I tanti “vecchi” dell’Inter
Oltre all’armeno, sono tre gli over 35 che Inzaghi ha impiegato nella cavalcata verso la semifinale: Sommer, Acerbi e Darmian, tutti con contratti in scadenza nel 2026. Difficile che resteranno alla Pinetina a fare da chiocce ai giovani, come Cordoba nell’Inter del Triplete. La proprietà americana è stata chiara: largo ai giovani, dopo anni di parametri zero, spesso stagionati. Anche per questo, la partita di domani all’Olimpico di Montjuïc, elegante e decadente come certe milonghe, potrebbe essere il palco dell’ultimo tango per uomini che hanno dato tanto, ma sanno di non poter dare molto di più.
Inter sfiatata contro la Roma
Se l’Inter ha preso meno gol di qualsiasi altra squadra in questa Champions, appena 5 in 12 gare, è per l’organizzazione, l’affiatamento di un gruppo che da quattro anni risponde allo stesso tecnico, ma anche per la gamba, quando serve. Ed è quest’ultimo punto a preoccupare. Più degli infortunati – Pavard resterà a Milano, mentre si farà di tutto per portare in Catalogna Thuram – salta all’occhio la forma di chi dovrebbe stare bene. Le immagini di Inter-Roma non si cancellano: Dimarco che, sconsolato, rinuncia a rincorrere una palla, battezzandola troppo lunga; Çalhanoglu che rientra a testa bassa, con in volto la fatica del maratoneta. Più dei 29,1 anni di età media, a pesare sono le 52 partite giocate finora, tre in più del totale disputato nella scorsa stagione.

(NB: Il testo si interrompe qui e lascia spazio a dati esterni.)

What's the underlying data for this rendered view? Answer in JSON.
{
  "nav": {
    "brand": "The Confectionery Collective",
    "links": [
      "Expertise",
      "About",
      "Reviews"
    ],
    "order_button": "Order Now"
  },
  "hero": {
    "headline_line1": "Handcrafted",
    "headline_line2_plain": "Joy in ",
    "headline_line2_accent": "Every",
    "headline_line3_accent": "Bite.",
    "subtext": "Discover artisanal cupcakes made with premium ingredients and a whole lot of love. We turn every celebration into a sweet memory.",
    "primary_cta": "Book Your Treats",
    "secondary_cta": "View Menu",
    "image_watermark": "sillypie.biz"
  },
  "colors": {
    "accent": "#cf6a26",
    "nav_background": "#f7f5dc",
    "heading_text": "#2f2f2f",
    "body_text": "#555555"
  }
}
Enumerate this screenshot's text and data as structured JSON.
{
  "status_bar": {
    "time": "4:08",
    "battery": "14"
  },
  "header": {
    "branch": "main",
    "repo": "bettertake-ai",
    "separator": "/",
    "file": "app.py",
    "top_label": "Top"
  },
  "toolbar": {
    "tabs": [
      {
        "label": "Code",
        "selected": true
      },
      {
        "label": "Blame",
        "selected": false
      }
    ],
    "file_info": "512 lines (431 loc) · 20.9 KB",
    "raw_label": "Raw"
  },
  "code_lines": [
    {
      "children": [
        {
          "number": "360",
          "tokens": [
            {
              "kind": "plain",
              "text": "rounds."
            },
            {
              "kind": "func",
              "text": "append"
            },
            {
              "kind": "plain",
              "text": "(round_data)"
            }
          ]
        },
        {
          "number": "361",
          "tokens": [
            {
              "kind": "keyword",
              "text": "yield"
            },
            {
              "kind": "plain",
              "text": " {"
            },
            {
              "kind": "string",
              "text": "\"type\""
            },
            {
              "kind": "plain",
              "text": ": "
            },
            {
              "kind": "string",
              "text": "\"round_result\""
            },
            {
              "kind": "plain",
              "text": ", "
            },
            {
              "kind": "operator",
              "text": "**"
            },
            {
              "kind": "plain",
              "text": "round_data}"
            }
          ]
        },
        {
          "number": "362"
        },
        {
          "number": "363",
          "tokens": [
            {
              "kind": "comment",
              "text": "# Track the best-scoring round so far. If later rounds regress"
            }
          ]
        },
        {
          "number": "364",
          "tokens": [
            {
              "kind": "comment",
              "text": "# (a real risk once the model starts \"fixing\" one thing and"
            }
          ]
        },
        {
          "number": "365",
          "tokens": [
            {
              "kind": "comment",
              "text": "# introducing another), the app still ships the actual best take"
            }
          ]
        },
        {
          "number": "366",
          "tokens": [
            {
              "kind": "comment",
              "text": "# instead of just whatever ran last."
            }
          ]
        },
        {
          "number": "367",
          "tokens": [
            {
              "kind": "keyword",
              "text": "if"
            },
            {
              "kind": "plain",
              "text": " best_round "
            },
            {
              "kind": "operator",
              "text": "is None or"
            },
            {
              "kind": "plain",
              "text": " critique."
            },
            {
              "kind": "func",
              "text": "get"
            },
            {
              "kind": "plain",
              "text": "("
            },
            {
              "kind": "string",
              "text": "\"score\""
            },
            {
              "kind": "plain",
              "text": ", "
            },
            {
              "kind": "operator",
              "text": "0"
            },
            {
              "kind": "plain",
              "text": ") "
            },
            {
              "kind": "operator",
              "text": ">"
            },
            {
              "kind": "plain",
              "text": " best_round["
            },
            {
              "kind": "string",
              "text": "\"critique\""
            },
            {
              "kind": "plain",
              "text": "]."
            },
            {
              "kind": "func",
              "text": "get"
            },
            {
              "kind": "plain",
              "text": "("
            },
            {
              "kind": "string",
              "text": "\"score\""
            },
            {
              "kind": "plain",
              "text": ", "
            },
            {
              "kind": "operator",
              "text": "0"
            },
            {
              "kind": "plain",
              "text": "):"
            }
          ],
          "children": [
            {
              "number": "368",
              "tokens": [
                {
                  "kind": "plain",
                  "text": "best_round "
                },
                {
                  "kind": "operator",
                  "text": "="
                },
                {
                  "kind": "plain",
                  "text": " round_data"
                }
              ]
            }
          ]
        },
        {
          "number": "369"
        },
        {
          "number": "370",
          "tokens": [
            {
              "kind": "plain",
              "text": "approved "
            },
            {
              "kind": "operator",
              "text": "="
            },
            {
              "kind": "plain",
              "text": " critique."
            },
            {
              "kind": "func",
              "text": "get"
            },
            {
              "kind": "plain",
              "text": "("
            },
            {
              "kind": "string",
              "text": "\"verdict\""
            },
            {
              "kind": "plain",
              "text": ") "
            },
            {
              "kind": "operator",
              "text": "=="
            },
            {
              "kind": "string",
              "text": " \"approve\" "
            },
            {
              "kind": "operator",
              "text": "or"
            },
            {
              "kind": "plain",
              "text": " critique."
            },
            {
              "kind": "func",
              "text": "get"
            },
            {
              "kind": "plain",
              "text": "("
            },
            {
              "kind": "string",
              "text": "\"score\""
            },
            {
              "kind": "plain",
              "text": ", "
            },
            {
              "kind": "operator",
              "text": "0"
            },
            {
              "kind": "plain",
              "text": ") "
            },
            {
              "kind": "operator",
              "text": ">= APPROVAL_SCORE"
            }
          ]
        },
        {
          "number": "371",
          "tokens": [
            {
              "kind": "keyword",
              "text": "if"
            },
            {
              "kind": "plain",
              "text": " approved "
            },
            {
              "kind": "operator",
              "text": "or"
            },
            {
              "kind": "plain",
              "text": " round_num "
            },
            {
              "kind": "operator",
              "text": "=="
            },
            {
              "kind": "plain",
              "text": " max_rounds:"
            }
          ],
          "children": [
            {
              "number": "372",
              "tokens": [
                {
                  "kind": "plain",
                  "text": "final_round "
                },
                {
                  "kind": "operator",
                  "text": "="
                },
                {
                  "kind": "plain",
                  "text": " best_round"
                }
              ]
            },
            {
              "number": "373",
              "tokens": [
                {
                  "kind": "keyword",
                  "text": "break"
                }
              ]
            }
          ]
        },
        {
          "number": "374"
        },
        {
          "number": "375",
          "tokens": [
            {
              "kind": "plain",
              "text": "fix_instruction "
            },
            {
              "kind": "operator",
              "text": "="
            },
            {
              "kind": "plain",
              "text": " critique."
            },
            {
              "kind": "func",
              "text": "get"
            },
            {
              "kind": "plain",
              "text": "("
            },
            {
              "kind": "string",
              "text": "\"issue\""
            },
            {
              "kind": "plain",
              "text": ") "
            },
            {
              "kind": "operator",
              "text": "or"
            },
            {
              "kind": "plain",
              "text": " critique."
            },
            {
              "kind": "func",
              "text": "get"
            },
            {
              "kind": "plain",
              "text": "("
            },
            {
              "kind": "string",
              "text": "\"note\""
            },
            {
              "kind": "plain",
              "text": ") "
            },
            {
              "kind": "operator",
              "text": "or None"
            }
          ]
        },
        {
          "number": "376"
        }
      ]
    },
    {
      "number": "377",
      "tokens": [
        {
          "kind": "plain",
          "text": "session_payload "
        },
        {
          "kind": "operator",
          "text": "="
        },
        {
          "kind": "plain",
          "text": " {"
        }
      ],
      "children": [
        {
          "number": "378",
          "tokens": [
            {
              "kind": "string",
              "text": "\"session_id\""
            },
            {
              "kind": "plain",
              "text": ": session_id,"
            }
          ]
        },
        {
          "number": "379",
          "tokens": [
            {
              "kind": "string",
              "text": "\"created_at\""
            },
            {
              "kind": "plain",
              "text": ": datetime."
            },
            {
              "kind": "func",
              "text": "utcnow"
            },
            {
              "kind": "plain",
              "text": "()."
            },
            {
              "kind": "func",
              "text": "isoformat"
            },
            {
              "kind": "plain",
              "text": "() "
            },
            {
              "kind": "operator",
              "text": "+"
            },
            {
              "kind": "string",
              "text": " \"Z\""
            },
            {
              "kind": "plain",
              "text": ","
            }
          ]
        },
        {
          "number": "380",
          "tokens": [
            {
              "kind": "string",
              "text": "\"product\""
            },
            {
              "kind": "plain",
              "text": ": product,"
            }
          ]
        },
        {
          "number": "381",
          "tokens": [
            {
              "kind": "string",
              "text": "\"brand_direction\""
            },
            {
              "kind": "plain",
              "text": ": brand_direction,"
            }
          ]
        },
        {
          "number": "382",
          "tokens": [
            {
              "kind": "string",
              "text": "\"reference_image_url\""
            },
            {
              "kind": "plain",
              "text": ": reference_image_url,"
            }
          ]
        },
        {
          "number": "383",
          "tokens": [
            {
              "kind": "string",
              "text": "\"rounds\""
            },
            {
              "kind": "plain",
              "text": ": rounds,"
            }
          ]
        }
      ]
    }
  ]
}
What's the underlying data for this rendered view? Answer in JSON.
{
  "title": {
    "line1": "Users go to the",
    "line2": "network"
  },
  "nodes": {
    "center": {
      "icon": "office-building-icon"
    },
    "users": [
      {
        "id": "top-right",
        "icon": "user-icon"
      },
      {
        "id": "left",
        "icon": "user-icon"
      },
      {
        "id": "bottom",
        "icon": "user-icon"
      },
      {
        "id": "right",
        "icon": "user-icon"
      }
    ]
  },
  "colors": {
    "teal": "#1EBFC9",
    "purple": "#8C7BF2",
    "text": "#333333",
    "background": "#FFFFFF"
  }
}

L’avvicinamento del Barcellona
Ancora più alta è la lancetta del contatore delle gare del Barcellona, a quota 53. Ma a vederli in campo, nella finale di Coppa del Re contro il Real Madrid, i ragazzi di Hansi Flick sembravano volare. Saranno i 25,1 anni di età media della rosa, ancor più bassa per il forfait del quasi trentasettenne Lewandowski. Sarà che quando tieni palla, a correre sono gli altri. E la squadra blaugrana, più verticale che in passato, palleggia volentieri. In Champions ha segnato 37 gol anche grazie a un possesso del 57,3 per cento. Otto punti in più dell’Inter, che di reti ne ha fatte 19 – poco più della metà – ma ne ha incassate appunto 5, contro le 17 dei catalani. Insomma: Spagna e Italia. Tiki-taka 2.0 contro un’evoluzione della saggezza tattica tricolore.
Il vulcano del 2010
Nel 2010, nella semifinale di ritorno di Champions, a Barcellona, la squadra di Guardiola attaccò e segnò. Quella di Mourinho difese e passò il turno, grazie a una squadra anziana (in spogliatoio c’erano sei capitani di nazionali) e a una partita strepitosa a San Siro, che i catalani raggiunsero in pullman per colpa di un vulcano islandese. Questa volta non è bastato il blackout a fermare l’aereo degli interisti. E al ritorno il Meazza sarà una bolgia, nonostante le tre sconfitte di fila, o forse proprio per quelle. Ieri, per accaparrarsi gli ultimi settemila biglietti, in un’ora si sono messi in fila in 60mila.